Why Social Media Marketing is Every Small Business's Best Tool

Looking for customers? They might be right in your pocket. Here’s why every small business needs to get active on social media.

Why hop on social media? Because that’s where the customers are. Each month 17 million Australians use Facebook, about 9 million use Instagram, 6.5 million browse LinkedIn and 5.8 million log on to Twitter. Tik Tok is the fastest growing platform, with more than 2.5 million Australians now using it. That’s a lot of eyeballs.

Ofer Mintz, associate professor in marketing at the University of Technology Sydney and author of The Post-Pandemic Business Playbook: Customer-Centric Solutions to Help Your Firm Grow, says “small businesses need to be proactive and go to where their customers are. Customers in the post-pandemic environment are relying on social media even more. Social media marketing has advanced enough that it has become relatively easy to target the right customer with the right message on the right medium.”

Lisa Clark co-owns The Butcher Shoppe in Brisbane’s Cannon Hill with her brother, Brad Patton. She’s the business’s advertising and marketing manager and creates its social media content – on Instagram for younger customers and Facebook for older people and families. Butchering is in the family’s blood – Clark and Patton’s grandparents owned butcher shops at Melbourne’s Queen Victoria Markets – but “times have really changed and we’ve had to learn to be more savvy and join our customers online”.

The Butcher Shoppe uses social media to post weekly specials, run video profiles of its staff and encourage customers to share their own content about products and recipes. In less than six years the business has grown from six to 24 staff and has almost 10,000 Facebook followers and more than 6500 on Instagram.

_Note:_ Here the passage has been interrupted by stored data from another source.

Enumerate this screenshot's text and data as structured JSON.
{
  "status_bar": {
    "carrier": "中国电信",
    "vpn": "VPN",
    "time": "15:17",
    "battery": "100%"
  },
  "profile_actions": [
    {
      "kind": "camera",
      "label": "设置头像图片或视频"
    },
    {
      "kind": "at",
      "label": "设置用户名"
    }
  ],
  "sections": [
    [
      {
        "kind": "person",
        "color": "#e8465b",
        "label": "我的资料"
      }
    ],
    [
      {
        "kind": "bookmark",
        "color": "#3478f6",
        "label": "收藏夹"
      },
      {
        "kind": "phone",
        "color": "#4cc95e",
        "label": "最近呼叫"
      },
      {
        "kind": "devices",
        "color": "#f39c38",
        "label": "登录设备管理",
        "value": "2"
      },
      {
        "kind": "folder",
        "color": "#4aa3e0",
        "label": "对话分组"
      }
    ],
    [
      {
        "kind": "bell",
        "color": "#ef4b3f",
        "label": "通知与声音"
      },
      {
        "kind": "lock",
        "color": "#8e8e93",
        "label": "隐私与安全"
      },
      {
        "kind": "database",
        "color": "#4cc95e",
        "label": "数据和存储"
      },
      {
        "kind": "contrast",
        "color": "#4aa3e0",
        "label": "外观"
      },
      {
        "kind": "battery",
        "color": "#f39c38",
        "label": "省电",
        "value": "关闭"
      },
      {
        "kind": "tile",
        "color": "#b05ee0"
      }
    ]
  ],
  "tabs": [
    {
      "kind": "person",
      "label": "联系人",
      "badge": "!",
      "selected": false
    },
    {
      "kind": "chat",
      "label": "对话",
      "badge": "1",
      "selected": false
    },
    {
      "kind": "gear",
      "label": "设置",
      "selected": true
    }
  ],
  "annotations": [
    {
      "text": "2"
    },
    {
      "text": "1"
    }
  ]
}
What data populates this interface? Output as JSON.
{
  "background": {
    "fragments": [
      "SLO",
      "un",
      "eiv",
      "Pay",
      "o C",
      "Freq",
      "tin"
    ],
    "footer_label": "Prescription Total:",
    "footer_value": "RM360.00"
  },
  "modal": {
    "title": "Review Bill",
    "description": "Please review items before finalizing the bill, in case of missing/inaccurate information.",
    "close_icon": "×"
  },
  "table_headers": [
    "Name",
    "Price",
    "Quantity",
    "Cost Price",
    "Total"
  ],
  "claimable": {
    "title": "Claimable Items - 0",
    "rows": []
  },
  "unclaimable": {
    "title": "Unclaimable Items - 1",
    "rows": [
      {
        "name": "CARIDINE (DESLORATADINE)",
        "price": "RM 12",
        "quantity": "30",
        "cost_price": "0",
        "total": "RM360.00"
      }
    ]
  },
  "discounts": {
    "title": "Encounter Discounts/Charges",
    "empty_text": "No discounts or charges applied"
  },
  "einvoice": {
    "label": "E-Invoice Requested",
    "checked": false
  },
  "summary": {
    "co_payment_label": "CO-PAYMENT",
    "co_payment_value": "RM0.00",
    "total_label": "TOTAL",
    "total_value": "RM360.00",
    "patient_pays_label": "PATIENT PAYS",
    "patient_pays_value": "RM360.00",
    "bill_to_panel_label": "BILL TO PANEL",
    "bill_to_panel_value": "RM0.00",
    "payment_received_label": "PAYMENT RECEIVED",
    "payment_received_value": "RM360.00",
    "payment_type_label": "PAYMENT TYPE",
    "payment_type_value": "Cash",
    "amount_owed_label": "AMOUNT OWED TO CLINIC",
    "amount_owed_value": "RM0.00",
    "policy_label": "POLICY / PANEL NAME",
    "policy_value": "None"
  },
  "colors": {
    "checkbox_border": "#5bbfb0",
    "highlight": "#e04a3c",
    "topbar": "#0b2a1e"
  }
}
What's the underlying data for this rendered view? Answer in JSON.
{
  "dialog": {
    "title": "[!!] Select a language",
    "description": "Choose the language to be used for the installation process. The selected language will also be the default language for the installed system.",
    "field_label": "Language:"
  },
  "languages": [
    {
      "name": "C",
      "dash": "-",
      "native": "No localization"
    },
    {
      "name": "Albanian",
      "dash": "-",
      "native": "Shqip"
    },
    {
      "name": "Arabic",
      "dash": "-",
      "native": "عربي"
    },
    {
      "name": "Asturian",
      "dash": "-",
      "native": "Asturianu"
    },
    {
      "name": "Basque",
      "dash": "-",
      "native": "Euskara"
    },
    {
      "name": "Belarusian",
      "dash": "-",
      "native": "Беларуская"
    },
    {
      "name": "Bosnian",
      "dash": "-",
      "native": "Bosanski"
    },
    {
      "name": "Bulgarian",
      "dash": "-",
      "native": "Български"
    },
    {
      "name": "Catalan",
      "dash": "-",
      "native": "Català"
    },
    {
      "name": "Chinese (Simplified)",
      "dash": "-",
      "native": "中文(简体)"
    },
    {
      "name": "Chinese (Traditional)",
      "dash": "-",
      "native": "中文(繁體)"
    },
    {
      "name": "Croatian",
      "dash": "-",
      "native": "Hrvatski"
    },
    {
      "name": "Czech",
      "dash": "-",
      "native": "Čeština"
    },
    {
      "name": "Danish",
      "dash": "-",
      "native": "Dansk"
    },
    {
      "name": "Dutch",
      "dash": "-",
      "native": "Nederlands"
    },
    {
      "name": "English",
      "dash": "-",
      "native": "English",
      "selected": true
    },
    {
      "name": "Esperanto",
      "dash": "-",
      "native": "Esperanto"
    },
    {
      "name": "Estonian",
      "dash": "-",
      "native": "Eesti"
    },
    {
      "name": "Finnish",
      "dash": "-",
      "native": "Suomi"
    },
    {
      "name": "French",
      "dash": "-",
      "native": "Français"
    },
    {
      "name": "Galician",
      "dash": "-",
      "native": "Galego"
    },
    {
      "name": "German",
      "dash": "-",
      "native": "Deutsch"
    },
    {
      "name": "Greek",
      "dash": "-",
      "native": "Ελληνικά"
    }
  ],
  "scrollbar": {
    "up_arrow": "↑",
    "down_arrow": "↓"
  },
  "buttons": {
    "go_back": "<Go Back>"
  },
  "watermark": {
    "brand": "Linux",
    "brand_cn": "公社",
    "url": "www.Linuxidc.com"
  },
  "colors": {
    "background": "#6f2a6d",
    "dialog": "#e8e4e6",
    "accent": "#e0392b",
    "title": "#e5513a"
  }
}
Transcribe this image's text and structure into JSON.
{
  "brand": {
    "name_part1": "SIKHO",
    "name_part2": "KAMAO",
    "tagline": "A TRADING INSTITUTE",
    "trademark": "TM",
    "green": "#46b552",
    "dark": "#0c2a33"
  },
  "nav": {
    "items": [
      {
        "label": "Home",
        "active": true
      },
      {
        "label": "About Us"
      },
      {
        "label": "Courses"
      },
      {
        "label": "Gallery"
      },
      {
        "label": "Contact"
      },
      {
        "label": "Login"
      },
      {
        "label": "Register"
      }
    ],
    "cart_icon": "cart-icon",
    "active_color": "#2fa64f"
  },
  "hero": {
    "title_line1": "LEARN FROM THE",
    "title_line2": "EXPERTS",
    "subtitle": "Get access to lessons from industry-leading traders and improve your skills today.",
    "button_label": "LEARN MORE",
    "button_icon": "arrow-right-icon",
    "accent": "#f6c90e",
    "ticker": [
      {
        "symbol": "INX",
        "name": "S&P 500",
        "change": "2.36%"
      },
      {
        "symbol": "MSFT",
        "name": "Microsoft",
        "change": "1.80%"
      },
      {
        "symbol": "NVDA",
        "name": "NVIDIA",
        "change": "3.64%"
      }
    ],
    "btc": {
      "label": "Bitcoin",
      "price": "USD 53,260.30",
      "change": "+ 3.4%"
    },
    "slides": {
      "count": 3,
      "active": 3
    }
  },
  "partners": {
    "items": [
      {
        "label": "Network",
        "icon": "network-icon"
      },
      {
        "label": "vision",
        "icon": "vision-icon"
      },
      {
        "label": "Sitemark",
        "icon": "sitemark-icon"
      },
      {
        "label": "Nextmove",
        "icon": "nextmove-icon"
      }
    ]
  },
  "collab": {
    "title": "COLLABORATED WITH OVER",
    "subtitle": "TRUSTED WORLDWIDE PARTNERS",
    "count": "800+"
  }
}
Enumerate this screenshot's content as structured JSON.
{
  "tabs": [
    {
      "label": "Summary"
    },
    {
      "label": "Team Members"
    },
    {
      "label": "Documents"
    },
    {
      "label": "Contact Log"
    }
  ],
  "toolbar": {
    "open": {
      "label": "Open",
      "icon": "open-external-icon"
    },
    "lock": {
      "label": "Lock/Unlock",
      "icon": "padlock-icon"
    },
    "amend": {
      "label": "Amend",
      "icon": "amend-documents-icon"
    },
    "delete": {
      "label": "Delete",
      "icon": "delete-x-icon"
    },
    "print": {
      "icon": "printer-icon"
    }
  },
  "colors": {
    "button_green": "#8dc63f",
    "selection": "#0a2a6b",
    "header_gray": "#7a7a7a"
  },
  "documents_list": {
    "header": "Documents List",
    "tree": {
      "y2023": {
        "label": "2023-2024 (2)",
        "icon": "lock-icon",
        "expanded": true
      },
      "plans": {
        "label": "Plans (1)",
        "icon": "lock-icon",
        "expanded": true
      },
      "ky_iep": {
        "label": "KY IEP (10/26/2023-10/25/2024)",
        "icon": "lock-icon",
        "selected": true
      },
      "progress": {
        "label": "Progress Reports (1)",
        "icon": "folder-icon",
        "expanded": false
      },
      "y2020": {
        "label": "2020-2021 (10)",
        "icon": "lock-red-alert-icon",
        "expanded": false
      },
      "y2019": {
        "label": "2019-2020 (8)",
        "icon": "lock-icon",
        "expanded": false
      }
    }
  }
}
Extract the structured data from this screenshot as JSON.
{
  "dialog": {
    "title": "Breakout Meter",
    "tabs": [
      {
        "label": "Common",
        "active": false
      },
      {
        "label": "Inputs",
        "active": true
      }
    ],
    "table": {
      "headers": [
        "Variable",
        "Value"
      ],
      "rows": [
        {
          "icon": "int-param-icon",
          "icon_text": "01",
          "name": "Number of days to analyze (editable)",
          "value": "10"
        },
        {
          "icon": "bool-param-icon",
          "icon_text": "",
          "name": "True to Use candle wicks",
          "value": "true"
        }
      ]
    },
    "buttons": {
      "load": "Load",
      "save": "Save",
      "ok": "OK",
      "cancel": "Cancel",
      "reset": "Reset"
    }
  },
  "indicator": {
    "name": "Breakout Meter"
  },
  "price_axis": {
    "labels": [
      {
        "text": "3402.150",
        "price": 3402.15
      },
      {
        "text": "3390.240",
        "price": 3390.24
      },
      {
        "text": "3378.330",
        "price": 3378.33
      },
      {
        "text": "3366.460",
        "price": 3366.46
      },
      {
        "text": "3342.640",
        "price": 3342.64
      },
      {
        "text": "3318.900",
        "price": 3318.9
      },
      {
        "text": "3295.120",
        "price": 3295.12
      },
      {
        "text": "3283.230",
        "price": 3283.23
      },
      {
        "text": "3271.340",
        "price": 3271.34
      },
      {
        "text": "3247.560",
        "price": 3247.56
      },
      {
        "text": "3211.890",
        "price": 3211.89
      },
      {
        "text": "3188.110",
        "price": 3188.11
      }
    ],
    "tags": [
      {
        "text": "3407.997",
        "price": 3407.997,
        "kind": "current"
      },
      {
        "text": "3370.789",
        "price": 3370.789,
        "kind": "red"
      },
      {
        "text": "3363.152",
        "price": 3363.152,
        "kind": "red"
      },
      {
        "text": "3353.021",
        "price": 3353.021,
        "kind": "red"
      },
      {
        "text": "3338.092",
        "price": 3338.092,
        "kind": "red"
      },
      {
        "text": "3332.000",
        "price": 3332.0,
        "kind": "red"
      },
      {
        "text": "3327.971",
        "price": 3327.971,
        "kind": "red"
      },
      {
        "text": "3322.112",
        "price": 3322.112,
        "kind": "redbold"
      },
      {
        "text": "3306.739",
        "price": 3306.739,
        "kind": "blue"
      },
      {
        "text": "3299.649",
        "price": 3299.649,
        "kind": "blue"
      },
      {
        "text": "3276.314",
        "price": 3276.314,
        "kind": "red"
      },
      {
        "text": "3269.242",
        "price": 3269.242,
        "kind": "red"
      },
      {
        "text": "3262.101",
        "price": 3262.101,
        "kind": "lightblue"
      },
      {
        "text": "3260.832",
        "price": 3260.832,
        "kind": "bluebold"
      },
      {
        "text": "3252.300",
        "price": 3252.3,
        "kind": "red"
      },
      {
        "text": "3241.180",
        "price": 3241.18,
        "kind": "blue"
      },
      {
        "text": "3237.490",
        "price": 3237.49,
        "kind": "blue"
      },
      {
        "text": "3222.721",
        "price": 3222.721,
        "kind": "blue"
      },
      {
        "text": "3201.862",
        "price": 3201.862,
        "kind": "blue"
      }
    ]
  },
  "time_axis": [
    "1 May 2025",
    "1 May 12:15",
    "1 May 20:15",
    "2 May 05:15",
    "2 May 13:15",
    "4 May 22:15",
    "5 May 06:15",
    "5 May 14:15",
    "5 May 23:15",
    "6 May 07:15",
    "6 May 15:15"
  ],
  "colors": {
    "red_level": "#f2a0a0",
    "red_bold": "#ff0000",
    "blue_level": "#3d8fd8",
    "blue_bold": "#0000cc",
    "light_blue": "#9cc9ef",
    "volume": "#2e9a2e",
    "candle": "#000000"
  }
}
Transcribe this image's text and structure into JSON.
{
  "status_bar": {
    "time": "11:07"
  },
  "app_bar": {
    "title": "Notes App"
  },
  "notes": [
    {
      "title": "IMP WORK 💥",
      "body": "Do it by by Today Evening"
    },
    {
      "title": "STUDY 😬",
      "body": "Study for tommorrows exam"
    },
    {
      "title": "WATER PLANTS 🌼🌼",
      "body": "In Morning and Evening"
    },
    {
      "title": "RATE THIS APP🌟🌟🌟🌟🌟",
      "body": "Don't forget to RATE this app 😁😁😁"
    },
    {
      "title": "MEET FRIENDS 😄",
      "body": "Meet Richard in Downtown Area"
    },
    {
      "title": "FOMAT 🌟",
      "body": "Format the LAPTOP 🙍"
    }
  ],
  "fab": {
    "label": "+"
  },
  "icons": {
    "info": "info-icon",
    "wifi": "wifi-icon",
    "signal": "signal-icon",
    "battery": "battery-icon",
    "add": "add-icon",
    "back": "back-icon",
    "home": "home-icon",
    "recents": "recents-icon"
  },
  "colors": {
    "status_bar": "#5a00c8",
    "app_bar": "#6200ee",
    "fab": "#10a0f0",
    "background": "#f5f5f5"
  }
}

Mintz  says success on social media “boils down to understanding your customers – what captures their attention and, more importantly, what motivates them to act”.

But, he warns, too many firms actlike users of social media rather than as businesses. “They focus on trying to be overly funny or getting their social media to become viral,” says Mintz. “The likelihood of it becoming viral is less than being struck by lightning.” Instead, it takes hard work and determination to get social media right, says Clark. For her, it’s a full-time job. She responds to every customer message, has undertaken social media training, knows the power of a well-crafted hashtag and uses professional photographers to get the right look for her posts. It’s worth it, she says. “Social media’s the place to be.”